Where is the Logic in Banking These Days?

by Peter Thomas Ricci

So you’ve read that rates are at historic lows.  You have paid your loan on time for many years straight, proving that you can afford to keep your home.  However, when you speak to a professional, they ask you some great questions: How much equity do you have?  What is your income?  Do you still qualify for a refinance?

Greg Viti, Prudential Rubloff

Common sense would tell you that if you have made years of payments on time at the higher rate, you should be able to pay a lower amount without a problem. If you are trying to get money back on your refinance, that should throw up red flags. I know many borrowers have taken out loans, then stopped paying their loans back; this has made the lending institutions overly conservative.

How about this new rule: if a borrower is still employed and has not had a late payment in four years, their current lender can adjust the loans to the lower rate as long as the loan amount remains the same?

The bank would make less over the life of the loan. However, they will have clients that should be loyal and will perhaps do more business with them. The practice of getting the loan, packaging it and selling it fast has gotten us to where we are: a big mess!  Many foreclosures are on hold because the paperwork from the lenders is incomplete or they don’t even know who the original lender is.

There is no easy fix in sight, this is true.  How about our fine politicians in Washington help us out a bit? We can tell that the banks are unwilling to make major changes without being regulated or legislated to do so.

It is time that smart laws make it easier for lenders to work out their clients’ troubles be put into place. When borrowers speak of being underwater on their loans (when borrowers owe more than what the property is worth), the first thing the loan therapist will tell you is, “The banks will not work with you unless you quit paying your loan.” Really?
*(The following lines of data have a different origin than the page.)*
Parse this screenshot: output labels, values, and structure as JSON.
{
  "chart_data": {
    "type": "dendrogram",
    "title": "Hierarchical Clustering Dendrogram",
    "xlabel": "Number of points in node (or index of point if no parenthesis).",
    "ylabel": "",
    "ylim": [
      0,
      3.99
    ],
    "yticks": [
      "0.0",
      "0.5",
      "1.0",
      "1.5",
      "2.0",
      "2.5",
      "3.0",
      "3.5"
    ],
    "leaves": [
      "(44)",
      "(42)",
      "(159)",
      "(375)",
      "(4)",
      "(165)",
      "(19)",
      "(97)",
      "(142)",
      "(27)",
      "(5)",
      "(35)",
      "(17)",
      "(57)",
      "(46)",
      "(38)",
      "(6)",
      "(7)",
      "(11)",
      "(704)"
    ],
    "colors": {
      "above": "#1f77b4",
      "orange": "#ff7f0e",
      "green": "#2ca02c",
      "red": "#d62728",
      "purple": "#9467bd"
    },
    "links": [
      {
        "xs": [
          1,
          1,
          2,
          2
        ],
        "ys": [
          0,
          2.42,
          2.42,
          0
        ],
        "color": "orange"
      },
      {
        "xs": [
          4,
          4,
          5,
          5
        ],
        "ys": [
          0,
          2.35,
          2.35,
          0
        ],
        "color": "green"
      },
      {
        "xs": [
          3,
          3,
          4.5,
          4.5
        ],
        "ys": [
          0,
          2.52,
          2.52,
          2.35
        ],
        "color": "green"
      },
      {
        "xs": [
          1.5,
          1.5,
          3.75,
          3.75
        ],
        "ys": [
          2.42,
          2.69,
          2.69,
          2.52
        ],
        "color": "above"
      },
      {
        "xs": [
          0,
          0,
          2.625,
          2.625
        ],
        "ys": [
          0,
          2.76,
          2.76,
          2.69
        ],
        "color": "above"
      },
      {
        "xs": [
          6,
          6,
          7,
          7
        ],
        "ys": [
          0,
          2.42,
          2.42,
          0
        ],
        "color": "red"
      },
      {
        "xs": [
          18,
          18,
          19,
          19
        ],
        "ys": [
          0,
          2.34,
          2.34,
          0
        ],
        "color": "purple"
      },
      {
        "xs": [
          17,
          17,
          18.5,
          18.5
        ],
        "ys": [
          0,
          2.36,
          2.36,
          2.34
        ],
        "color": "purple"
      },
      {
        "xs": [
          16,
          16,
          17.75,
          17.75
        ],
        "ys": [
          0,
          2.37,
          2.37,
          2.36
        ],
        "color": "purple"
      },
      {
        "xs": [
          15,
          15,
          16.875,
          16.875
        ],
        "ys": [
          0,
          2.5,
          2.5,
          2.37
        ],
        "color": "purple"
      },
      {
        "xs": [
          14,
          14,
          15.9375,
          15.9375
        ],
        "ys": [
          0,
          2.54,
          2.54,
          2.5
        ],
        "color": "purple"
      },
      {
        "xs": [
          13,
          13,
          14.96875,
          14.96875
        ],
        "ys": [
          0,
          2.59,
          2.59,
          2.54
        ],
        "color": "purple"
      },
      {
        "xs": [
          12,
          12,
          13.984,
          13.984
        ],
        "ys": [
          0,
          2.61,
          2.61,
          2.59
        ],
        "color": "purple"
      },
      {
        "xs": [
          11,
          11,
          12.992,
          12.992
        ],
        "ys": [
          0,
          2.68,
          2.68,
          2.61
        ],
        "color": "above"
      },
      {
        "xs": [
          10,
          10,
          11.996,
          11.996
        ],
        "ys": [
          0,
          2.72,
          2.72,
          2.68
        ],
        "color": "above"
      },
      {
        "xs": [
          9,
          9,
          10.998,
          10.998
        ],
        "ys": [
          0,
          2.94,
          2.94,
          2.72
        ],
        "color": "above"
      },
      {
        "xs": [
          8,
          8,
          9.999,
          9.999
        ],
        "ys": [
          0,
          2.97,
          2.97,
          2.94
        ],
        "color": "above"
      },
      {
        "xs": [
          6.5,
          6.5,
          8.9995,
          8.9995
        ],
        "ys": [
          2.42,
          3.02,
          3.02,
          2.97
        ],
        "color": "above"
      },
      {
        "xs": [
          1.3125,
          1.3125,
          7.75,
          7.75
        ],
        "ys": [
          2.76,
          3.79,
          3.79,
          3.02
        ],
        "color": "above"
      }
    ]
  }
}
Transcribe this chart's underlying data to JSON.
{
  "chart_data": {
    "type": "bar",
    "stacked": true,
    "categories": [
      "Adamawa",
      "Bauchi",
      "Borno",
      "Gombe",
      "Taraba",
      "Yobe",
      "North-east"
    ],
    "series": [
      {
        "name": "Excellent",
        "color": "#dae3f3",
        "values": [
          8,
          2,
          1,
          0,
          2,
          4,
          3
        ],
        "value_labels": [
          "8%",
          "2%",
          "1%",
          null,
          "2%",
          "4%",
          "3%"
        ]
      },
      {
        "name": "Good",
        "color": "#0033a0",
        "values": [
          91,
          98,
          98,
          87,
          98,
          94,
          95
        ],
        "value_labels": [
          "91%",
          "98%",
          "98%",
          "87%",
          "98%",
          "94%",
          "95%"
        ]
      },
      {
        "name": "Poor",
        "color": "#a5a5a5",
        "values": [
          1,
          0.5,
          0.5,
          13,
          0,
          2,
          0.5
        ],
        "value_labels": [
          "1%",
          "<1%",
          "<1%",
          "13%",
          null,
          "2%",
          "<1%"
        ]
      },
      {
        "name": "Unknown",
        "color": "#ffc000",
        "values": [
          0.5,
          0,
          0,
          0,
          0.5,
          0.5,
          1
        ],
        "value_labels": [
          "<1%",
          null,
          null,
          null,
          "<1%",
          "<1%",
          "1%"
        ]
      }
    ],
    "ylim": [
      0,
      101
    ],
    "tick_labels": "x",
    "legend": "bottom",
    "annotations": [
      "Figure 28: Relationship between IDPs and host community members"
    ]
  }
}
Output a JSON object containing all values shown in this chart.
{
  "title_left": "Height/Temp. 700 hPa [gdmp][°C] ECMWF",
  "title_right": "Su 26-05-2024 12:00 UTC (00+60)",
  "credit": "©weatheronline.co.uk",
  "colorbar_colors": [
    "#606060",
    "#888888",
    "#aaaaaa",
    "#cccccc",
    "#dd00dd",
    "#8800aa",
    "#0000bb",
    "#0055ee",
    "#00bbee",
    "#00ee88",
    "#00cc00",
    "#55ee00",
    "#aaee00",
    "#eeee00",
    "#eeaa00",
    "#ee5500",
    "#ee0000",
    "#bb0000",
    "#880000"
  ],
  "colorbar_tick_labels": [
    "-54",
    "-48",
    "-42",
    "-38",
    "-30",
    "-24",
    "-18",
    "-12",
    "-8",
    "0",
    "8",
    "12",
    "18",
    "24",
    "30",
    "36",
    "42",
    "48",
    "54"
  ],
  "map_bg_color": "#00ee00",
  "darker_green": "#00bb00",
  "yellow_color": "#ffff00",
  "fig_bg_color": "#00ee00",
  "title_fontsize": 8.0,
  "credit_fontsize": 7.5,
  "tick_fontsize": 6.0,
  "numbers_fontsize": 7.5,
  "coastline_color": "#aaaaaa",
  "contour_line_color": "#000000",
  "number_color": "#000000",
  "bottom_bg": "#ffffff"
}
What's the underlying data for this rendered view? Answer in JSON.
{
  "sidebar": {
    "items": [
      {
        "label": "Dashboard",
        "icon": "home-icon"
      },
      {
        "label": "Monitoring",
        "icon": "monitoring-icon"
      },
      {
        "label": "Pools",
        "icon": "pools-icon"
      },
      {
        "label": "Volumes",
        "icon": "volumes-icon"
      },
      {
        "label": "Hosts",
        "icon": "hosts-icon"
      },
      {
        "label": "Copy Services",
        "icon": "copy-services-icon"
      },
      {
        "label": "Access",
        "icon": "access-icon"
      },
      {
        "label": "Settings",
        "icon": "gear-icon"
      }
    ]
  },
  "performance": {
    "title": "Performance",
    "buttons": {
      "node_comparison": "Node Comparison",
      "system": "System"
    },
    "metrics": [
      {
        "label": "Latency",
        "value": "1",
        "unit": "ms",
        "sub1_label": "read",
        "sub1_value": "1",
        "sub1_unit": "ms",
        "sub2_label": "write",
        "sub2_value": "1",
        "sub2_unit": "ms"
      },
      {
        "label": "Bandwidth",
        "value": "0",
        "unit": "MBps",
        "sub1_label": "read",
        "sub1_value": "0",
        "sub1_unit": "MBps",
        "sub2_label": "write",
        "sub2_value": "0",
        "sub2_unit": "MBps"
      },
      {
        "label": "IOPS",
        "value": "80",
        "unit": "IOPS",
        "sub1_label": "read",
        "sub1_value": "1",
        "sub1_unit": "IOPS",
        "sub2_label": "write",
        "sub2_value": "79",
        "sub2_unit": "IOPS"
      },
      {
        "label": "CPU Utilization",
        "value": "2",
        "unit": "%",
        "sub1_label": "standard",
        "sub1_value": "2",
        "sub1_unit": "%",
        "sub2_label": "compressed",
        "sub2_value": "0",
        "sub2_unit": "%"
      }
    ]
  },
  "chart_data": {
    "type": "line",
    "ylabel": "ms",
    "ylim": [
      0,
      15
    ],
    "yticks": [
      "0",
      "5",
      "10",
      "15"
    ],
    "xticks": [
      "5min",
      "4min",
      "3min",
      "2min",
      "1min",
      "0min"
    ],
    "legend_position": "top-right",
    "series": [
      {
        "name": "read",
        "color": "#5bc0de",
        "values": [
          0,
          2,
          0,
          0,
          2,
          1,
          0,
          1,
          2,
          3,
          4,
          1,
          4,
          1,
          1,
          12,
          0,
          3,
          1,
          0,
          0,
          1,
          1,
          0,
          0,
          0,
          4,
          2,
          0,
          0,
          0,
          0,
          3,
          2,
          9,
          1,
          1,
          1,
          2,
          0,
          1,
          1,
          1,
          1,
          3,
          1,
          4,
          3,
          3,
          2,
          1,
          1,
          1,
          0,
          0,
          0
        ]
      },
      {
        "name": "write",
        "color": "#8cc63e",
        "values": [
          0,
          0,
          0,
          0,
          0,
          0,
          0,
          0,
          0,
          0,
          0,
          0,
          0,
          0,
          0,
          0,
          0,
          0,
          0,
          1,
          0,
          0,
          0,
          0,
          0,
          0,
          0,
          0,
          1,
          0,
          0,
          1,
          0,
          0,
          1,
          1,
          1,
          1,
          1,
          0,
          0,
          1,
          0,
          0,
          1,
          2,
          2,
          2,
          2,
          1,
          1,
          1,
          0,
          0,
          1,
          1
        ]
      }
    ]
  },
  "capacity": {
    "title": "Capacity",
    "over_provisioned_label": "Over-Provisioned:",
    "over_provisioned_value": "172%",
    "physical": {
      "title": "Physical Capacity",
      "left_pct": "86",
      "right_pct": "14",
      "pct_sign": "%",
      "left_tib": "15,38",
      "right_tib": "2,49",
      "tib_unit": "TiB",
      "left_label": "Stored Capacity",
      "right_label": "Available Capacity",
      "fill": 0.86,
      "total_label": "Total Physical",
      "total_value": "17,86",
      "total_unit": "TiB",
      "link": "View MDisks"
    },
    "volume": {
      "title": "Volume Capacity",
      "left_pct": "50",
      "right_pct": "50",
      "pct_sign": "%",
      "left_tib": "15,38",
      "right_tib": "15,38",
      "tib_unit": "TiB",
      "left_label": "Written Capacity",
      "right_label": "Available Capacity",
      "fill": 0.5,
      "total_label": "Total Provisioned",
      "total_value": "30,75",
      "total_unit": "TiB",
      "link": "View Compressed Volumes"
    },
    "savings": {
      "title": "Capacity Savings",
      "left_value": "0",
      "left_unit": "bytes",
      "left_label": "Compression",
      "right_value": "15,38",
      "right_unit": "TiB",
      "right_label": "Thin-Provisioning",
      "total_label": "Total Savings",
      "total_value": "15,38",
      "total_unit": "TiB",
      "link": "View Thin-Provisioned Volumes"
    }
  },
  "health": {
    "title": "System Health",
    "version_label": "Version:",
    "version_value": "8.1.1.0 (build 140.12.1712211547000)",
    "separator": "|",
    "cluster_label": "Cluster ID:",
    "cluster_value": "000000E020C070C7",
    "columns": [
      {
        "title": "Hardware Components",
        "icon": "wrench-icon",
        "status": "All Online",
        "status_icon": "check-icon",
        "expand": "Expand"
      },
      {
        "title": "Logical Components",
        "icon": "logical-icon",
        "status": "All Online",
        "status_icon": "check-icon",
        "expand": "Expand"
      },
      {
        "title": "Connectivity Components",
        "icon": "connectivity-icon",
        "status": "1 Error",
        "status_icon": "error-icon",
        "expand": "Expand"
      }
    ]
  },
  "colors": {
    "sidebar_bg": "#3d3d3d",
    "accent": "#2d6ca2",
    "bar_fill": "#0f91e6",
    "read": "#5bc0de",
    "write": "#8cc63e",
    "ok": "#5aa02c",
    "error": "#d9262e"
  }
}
So, the system wants you to ruin your credit and the chance of improving credit for a long time because you are underwater?  Wow, that is a great help. When you talk with short sale experts, it amazes me how all the old ways of doing business go out the window. It’s such a sad state to have to convince people who are already on shaky financial ground to dig their problems deeper. “Don’t worry, we will drop down a step once you get really deep!”

Please respond to this with some good ideas for the lenders and the legislators to get us out of the quicksand that our current home lending policies have gotten us into.  The banks need to be part of the solution; we know they are a big part of the problem.